The two fifth-grade students at Irving Pertzsch Elementary worked with their Library Media Center director Sarah Frie to adopt the school and are spending the month of October collecting books, school supplies and clothing to send to the students affected by the August hurricane. Harvey devastated Houston as well as a number of cities along the coast, including Victoria.
Frie shared photos of the school, Kayla and Addie said, which showed how bad the flooding was and how mold and other water damage had set in after the hurricane passed. The two pushed Frie to adopt Hopkins as a school in need and then began the work planning on how to help out.
“There was just so much damage,” Kayla said. “They don’t have a lot of supplies. Most of it got ruined in the flooding.”
Addie and Kayla, who both said they love to read, thought a good way to help out might be to donate books. A school needs books, they said, and Hopkins likely had to throw away or try and repair the books that were damaged in the flooding.
They also decided to collect school supplies, children’s clothing and monetary donations. Their efforts officially kicked off Oct. 2, with students and community members dropping off items through Oct. 20.
Along with reaching out to their classmates, Kayla and Addie also made posters that were given out to local businesses such as the local Toyota dealership and others. Each class has a donation box, and at the end of the fundraiser, the class with the most donations will get a pizza party Frie said.
Frie’s husband Bob works at Fastenal in Winona and the company donated boxes as well as using its own fleet of trucks to help deliver the collected supplies. By the middle of the campaign, Frie said the students had collected more than 47 boxes filled with donations.
“We are very thankful for them (Fastenal),” Frie said. “Books are heavy.”
Proceeds from the school’s Scholastic Book Fair also will be donated to the campaign, Frie said.

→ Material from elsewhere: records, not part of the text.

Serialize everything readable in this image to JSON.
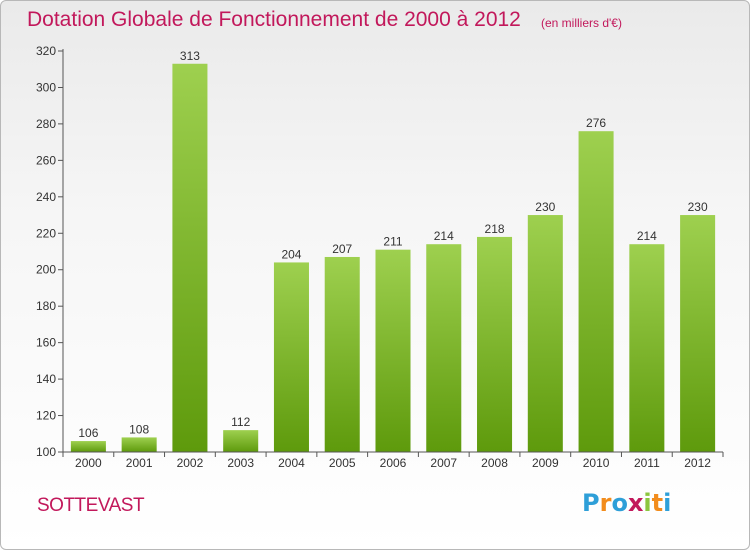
{
  "header": {
    "title": "Dotation Globale de Fonctionnement de 2000 à 2012",
    "unit": "(en milliers d'€)"
  },
  "footer": {
    "commune": "SOTTEVAST",
    "logo_letters": [
      "P",
      "r",
      "o",
      "x",
      "i",
      "t",
      "i"
    ]
  },
  "colors": {
    "bar_top": "#9ed04f",
    "bar_bottom": "#5e9a0c",
    "text_accent": "#c2185b"
  },
  "chart_data": {
    "type": "bar",
    "title": "Dotation Globale de Fonctionnement de 2000 à 2012",
    "subtitle": "(en milliers d'€)",
    "categories": [
      "2000",
      "2001",
      "2002",
      "2003",
      "2004",
      "2005",
      "2006",
      "2007",
      "2008",
      "2009",
      "2010",
      "2011",
      "2012"
    ],
    "values": [
      106,
      108,
      313,
      112,
      204,
      207,
      211,
      214,
      218,
      230,
      276,
      214,
      230
    ],
    "ylim": [
      100,
      320
    ],
    "yticks": [
      100,
      120,
      140,
      160,
      180,
      200,
      220,
      240,
      260,
      280,
      300,
      320
    ],
    "grid": false,
    "legend": "none"
  }
}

Northern Hills Elementary and some other schools also have offered to donate their proceeds to the effort.
Kayla said she is excited to get updates from the school, which has been sending pictures of the recovery efforts. There are also plans to have a Skype meeting between the two schools in November after the fundraiser is over.
“It feels really great,” Addie said. “I am excited the Hopkins students will remember us for helping out after the hurricane.”
“It has been really fun,” Kayla added. “Once we got the idea, we were so excited to start. It has been fun to see the idea grow to the rest of the school and community.”